Ayer, fui capaz de pasear, de nuevo, por las Ramblas. Allí, donde habitualmente se mezcla la algarabía de los viandantes con los acordes de músicos ambulantes, algún que otro vendedor furtivo y el runrún del tráfico, diez días después del atentado, las voces humanas eran apenas un murmullo.
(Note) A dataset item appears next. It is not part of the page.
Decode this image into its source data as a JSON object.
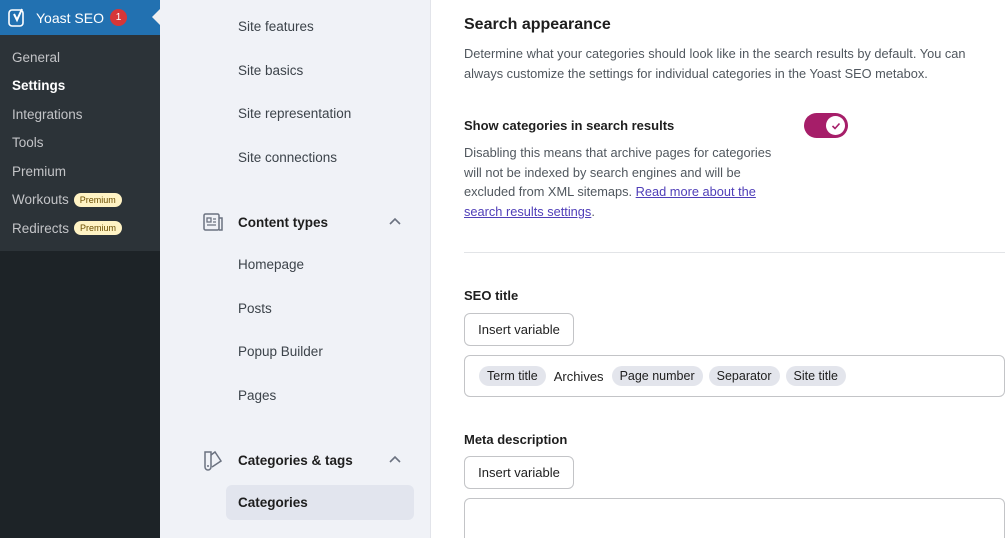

El dolor por lo ocurrido podía palparse en cada rincón, en cada farola y en cada árbol, y revoloteaba a nuestro alrededor como un perfume pegajoso del que no puedes deshacerte. Ese sufrimiento, doblemente espinoso por evitable, nos ha dejado sin más palabras que el tan sonado #notincpor al que nos hemos aferrado como si fuera un mantra que apaciguase nuestra habilidad para anticipar nuevos terrores y nos ha hecho sentir, por un breve instante, iguales. Sí, todos somos iguales ante el dolor. El sufrimiento no entiende de ideologías, creencias, culturas. Y, sin embargo, seguimos matándonos por diferencias de pensamiento y credo… y también por codicia, que quizá sea un motivo aún más terrorífico que los anteriores.
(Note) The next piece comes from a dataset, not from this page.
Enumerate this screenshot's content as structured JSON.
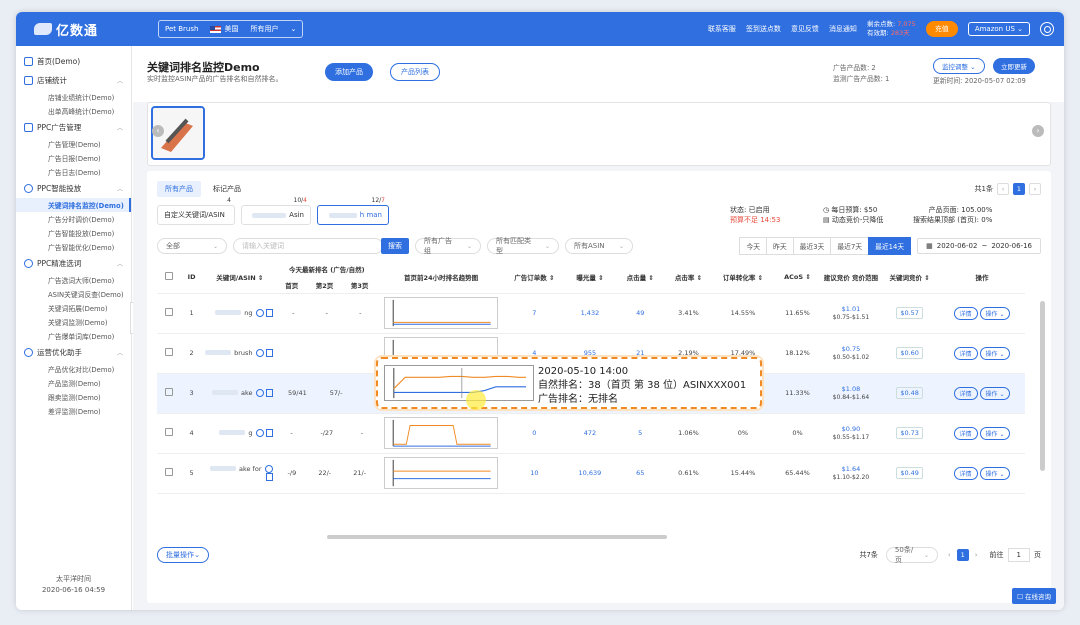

Recuerdo una época en que los sonidos de las Ramblas incluían también cotorras, conejillos de india y algún que otro pájaro de plumaje exótico. Hoy, los kioskos de venta de animales han pasado a reciclarse para venta de souvenirs. De momento, como aún no existe el concepto de “maltrato floral”, los kioskos de venta de flores siguen ahí, aportando colorido y, de vez en cuando, la esencia de alguna flor logra imponerse al humo de los tubos de escape.
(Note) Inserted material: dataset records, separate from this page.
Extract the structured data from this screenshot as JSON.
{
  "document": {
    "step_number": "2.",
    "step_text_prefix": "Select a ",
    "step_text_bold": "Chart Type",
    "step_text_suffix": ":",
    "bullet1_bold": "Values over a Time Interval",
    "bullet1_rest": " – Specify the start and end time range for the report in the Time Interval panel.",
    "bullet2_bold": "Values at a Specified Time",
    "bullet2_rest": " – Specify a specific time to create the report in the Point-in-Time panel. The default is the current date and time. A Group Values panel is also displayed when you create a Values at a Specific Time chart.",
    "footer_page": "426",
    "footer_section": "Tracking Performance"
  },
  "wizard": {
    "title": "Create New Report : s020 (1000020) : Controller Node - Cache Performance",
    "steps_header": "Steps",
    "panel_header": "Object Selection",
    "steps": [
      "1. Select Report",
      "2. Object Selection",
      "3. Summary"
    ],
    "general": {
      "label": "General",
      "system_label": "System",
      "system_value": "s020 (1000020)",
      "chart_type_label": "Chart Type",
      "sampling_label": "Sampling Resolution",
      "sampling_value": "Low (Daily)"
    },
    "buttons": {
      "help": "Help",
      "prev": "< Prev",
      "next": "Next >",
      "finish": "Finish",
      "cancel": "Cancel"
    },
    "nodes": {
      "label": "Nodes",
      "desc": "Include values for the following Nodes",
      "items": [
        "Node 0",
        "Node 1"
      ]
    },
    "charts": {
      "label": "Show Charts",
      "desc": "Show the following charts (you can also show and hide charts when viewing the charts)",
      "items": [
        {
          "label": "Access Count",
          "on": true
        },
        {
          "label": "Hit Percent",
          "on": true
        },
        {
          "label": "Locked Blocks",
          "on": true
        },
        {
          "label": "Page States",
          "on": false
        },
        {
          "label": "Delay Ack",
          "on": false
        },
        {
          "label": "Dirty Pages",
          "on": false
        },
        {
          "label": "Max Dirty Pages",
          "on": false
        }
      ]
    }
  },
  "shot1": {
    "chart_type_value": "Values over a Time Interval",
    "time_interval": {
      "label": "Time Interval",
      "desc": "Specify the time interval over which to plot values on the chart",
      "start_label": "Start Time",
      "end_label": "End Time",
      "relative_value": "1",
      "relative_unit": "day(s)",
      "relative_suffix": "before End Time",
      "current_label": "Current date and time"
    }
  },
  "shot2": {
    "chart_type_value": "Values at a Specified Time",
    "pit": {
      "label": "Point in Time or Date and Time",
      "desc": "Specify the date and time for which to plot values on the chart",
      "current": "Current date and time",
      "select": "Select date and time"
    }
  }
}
Tarde o temprano, Las Ramblas se sobrepondrán a la tragedia, como lo han hecho tantas otras ciudades que han compartido suerte parecida. Los altares irán desapareciendo o no; o quizá den paso a algún monumento en recuerdo de las víctimas. Aunque los que hemos vivido de cerca el sanguinario suceso no necesitaremos un recordatorio para que éste conviva en nuestra memoria con otros recuerdos más amables originados en el mismo lugar. De esos, de los agradables, poseo tres que atesoro con cariño. El primero no es mío pero, como me afecta de pleno, me lo apropio. Y es que mis padres se conocieron, hace ya más de medio siglo, paseando por las Ramblas. De no haber sido por ese lugar (y por ellos, obviamente), quizá yo no hubiera nacido en Barcelona o puede que ni siquiera hubiese venido a este mundo, ¡vaya usted a saber! Mi segundo recuerdo especial, además de en mis retinas, lo tengo inmortalizado en una foto en blanco y negro en la que estoy posando de la mano de mi padre. Sonrío feliz y despeinada por el viento, con la estatua de Colón al fondo. El tercero, me lo guardo para mí.
Poco a poco, el silencio irá dando paso a la algarabía de nuevos paseantes y a la de los de siempre. Y mucho me temo que volverán también las despedidas de soltero, con las que nos torturaban algunos de nuestros visitantes. No me gustan Las Ramblas de luto, pero sí me gustaría que el respeto del que hemos hecho gala estos días, tanto locales como foráneos, impregnase el futuro espíritu de este paseo al que, hoy por hoy, preferiría recordar en blanco y negro.